Social Media Sentiment
DST is an academic theoretical framework with minimal direct presence in learner communities. However, themes it addresses resonate strongly:
- “Plateau” frustration: Learners frequently report that progress suddenly stops or even feels like it regresses after long periods of improvement — exactly the attractor state and system reorganization dynamics DST describes.
- “Sometimes I can, sometimes I can’t”: Variability in L2 performance under different conditions (“I speak great when I’m relaxed but freeze in formal situations”) is a DST prediction that learners experience personally.
- r/LearnJapanese: “Why does my Japanese feel worse lately even though I’m studying more?” is a recurring thread — DST would explain this as a system reorganization phase that precedes a new level of development.
Last updated: 2026-04
Practical Application
- Expect and accept variability. Your Japanese performance will fluctuate — not just as daily noise, but as a meaningful signal about where the system is in its development. Poor performance in demanding contexts (formal conversations, writing under time pressure) does not mean you haven’t “really” acquired a form.
- Understand the plateau. Periods of plateau or apparent regression often precede acquisitional breakthrough. The system is reorganizing. DST predicts this; expect it; continue input exposure and use.
- Optimize initial conditions. Because the system is sensitive to initial conditions, the quality and nature of early exposure matters more than quantity alone. Early high-quality comprehensible input with authentic materials establishes the foundation the system develops from.
- Use multiple exposure contexts. Because the system has multiple interacting subsystems, varied contexts of input and output — different registers, skill modalities, topics — allow subsystems to develop and interact in ways single-context study does not.
Related Terms
See Also
Research
- Larsen-Freeman, D. (1997). “Chaos/complexity science and second language acquisition.” Applied Linguistics, 18(2), 141–165. [Summary: The seminal paper applying DST/complexity theory to SLA; argues that language development exemplifies complex, dynamic, non-linear systems; introduces key concepts (sensitive dependence, attractors, emergence) to the SLA literature.]

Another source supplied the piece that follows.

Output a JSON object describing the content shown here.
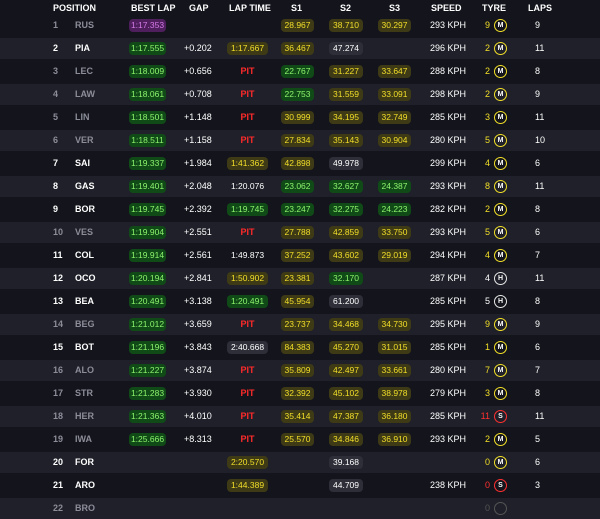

- Larsen-Freeman, D., & Cameron, L. (2008). Complex Systems and Applied Linguistics. Oxford University Press. [Summary: Comprehensive treatment of complexity theory for applied linguistics; covers research methods, theoretical implications for acquisition, and applications to classroom language learning — the primary reference text for DST in SLA.]
- de Bot, K., Lowie, W., & Verspoor, M. (2007). “A dynamic systems theory approach to second language acquisition.” Bilingualism: Language and Cognition, 10(1), 7–21. [Summary: Provides the most methodologically concrete early application of DST to SLA; discusses operationalization challenges, proposes longitudinal individual-learner trajectory analysis as the appropriate research design, and illustrates DST predictions with empirical examples.]
- Ellis, N. C., & Larsen-Freeman, D. (Eds.). (2009). Language as a Complex Adaptive System. Wiley-Blackwell. [Summary: Edited volume bringing together complexity, connectionism, and usage-based acquisition; positions Language as a Complex Adaptive System (LCAS) as a unified theoretical framework and provides empirical instantiations.]
- Verspoor, M., de Bot, K., & Lowie, W. (Eds.). (2011). A Dynamic Approach to Second Language Development: Methods and Techniques. John Benjamins. [Summary: Methodologically oriented volume on how to study SLA from a DST perspective; includes specific statistical and analytical techniques for longitudinal data appropriate for dynamic systems research — important for understanding how DST predictions can be empirically tested.]